I've also tried passively listening to podcasts and watching movies/series I've already knew, but that would result in at most 1-2 words per episode, which just wouldn't work, if you need at least 5000 words to understand reasonably well.
Vocabulary is of course super important, but what's even more important is how you learn the vocabulary. Memorizing single word translations is worse than useless, as words are not used in the same way in different languages. What I'm using is curated input with dialogues etc. which are constructed within a fixed set of vocabulary, so by listening to (and reading) it all you eventually get through a lot of vocabulary and after a while every new episode is easily understood: Time to shift more of the attention over to the next level (more vocabulary and longer dialogues).
(As for English, I learned all my vocabulary by reading. I was reading for the purpose of reading, learning English was not the goal at all)
Are there any other kinds of polyglots than self-directed learners picking things up?
Languages, their libraries, and specifically the variety of frameworks kind of require wandering to see what delivers on it's promises in the immediate and forseeable future/direction.
Barring English, I only speak "dead" languages. Am I a polyglot still? Latin, Koine & Classic Greek, ancient Hebrew, Aramaic, and am at "coffee" level in a few ANE/Semitic languages.
Yes you are a polyglot. The fascinating thing is that soon you will be able to chat with an AI in these languages (have you even tried speaking to chatgpt on latin?)
In dead languages? Loads of important documents are written in dead languages. I can read them for myself without the interpretation of another.
The point in asking? I only know a single language that is spoken outside of schools, I'm curious if those dead languages still qualify for "polyglot" status. Seems the definition is nebulous.
I was pretty sure myself that must be the case, until I raised kids in a trilingual household, and it's not even close. Children's natural ability for retention and adaptivity with language is truly mindboggling to witness. A child can overhear a new word once in passing, no explanation but context, and use it in conversation out of nowhere six months later, correctly. It's far from just more time.
In linguistics, this is called the 'poverty of the stimulus' argument, and is used to argue that there must be some kind of soft blueprint for language - whether in the brain (certain areas appear to be highly associated with language - Broca's, Wernicke's, etc) or in logic itself.
"The speed and precision of vocabulary acquisition leaves no real alternative to the conclusion that the child somehow has the concepts available before experience with language and is basically learning labels for concepts that are already a part of his or her conceptual apparatus" -- Noam Chomsky
In my studying (no, acquiring) Japanese I notice a huge difference when I can do 1.5 hours (or more) a day instead of 20-30 minutes. It's almost like the latter is useless.
(Edit: The latter is more than enough to learn grammar etc. But that doesn't teach you the language, unlike what they believed in school way back then)

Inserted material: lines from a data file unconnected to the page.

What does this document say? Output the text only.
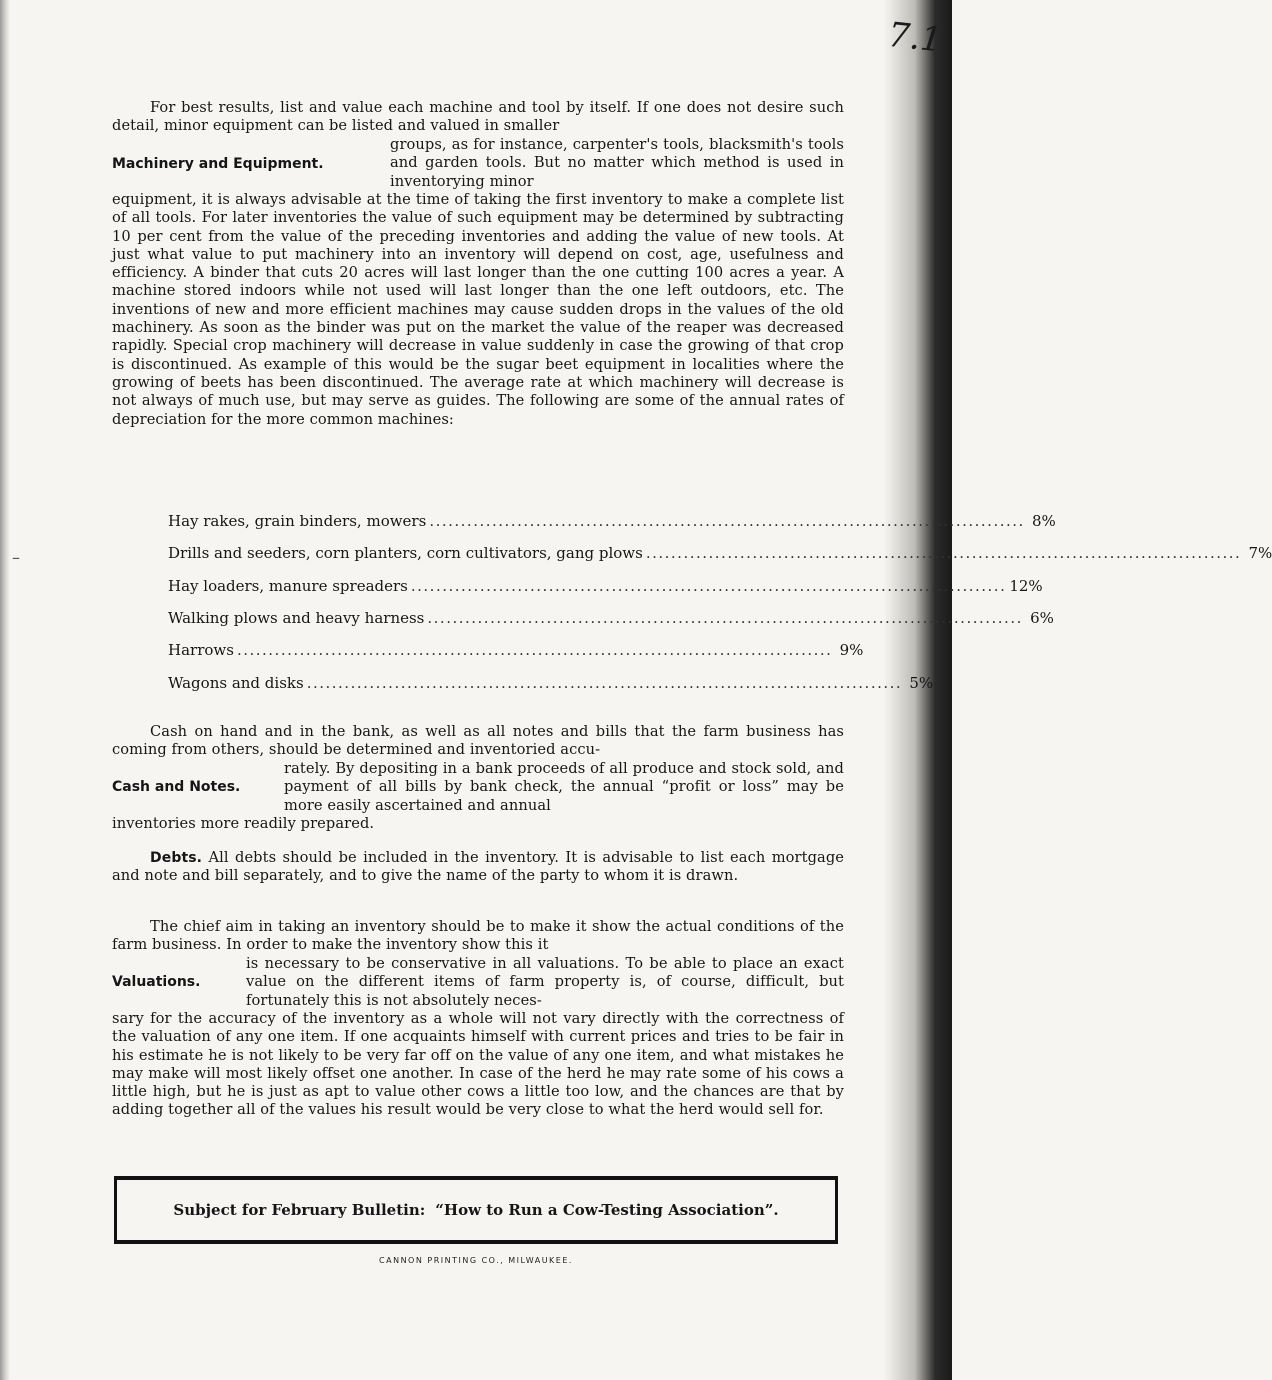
7.1
–
For best results, list and value each machine and tool by itself. If one does not desire such detail, minor equipment can be listed and valued in smaller
Machinery and Equipment.
groups, as for instance, carpenter's tools, blacksmith's tools and garden tools. But no matter which method is used in inventorying minor
equipment, it is always advisable at the time of taking the first inventory to make a complete list of all tools. For later inventories the value of such equipment may be determined by subtracting 10 per cent from the value of the preceding inventories and adding the value of new tools. At just what value to put machinery into an inventory will depend on cost, age, usefulness and efficiency. A binder that cuts 20 acres will last longer than the one cutting 100 acres a year. A machine stored indoors while not used will last longer than the one left outdoors, etc. The inventions of new and more efficient machines may cause sudden drops in the values of the old machinery. As soon as the binder was put on the market the value of the reaper was decreased rapidly. Special crop machinery will decrease in value suddenly in case the growing of that crop is discontinued. As example of this would be the sugar beet equipment in localities where the growing of beets has been discontinued. The average rate at which machinery will decrease is not always of much use, but may serve as guides. The following are some of the annual rates of depreciation for the more common machines:
Hay rakes, grain binders, mowers ............................................................................................... 8%
Drills and seeders, corn planters, corn cultivators, gang plows ............................................................................................... 7%
Hay loaders, manure spreaders ............................................................................................... 12%
Walking plows and heavy harness ............................................................................................... 6%
Harrows ............................................................................................... 9%
Wagons and disks ............................................................................................... 5%
Cash on hand and in the bank, as well as all notes and bills that the farm business has coming from others, should be determined and inventoried accu-
Cash and Notes.
rately. By depositing in a bank proceeds of all produce and stock sold, and payment of all bills by bank check, the annual “profit or loss” may be more easily ascertained and annual
inventories more readily prepared.
Debts. All debts should be included in the inventory. It is advisable to list each mortgage and note and bill separately, and to give the name of the party to whom it is drawn.
The chief aim in taking an inventory should be to make it show the actual conditions of the farm business. In order to make the inventory show this it
Valuations.
is necessary to be conservative in all valuations. To be able to place an exact value on the different items of farm property is, of course, difficult, but fortunately this is not absolutely neces-
sary for the accuracy of the inventory as a whole will not vary directly with the correctness of the valuation of any one item. If one acquaints himself with current prices and tries to be fair in his estimate he is not likely to be very far off on the value of any one item, and what mistakes he may make will most likely offset one another. In case of the herd he may rate some of his cows a little high, but he is just as apt to value other cows a little too low, and the chances are that by adding together all of the values his result would be very close to what the herd would sell for.
Subject for February Bulletin: “How to Run a Cow-Testing Association”.
CANNON PRINTING CO., MILWAUKEE.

Are there any apps specifically targetted at polyglots? It's a niche so I doubt it. I guess you can tell the app that you're native french speaker learning German if you are more proficient in French and picking up German. This way you are training two languages simultaneously.

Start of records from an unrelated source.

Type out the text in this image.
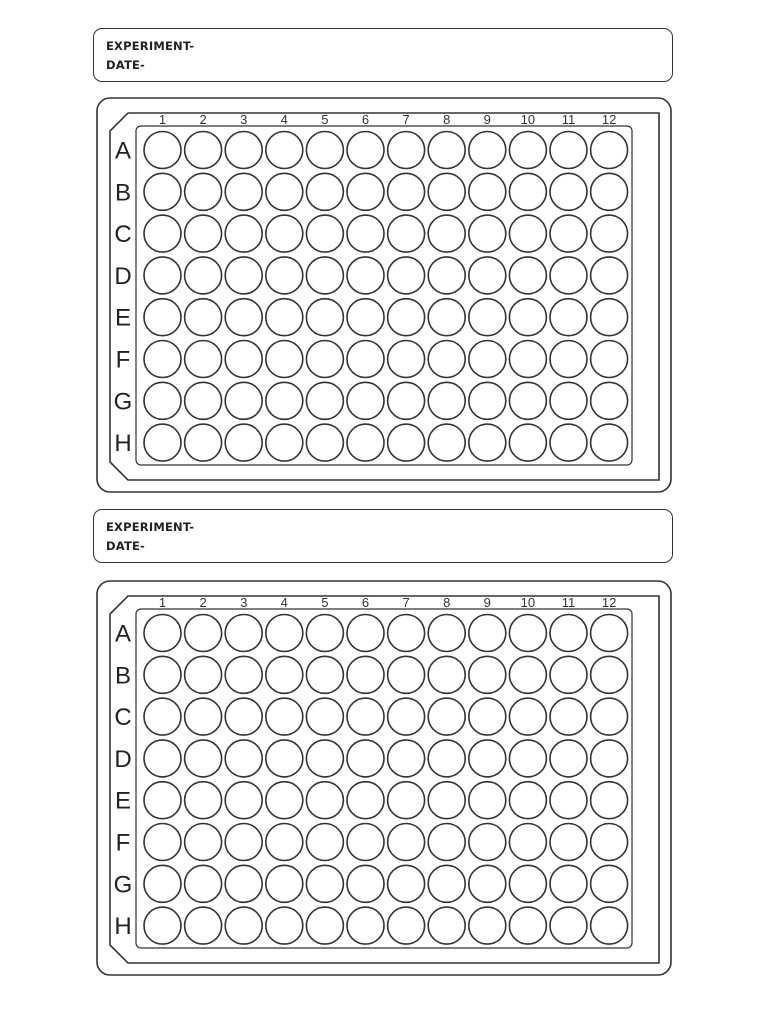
EXPERIMENT-
DATE-
1	2	3	4	5	6	7	8	9 10 11 12
A
B
C
D
E
F
G
H
EXPERIMENT-
DATE-
1	2	3	4	5	6	7	8	9 10 11 12
A
B
C
D
E
F
G
H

When I start learning new language, I first focus on speech. So just audio until my ears can pick things like intonation, tones, words, and I start to grasp the sentence structure. After that, get my reading to a basic level and learn the alphabet (if necessary). Only after that do I start with some formal study to build a solid foundation. Usually, some kind of textbook series that covers reading, writing speaking, and listening. After that, I try to immerse myself in a language and learn as necessary.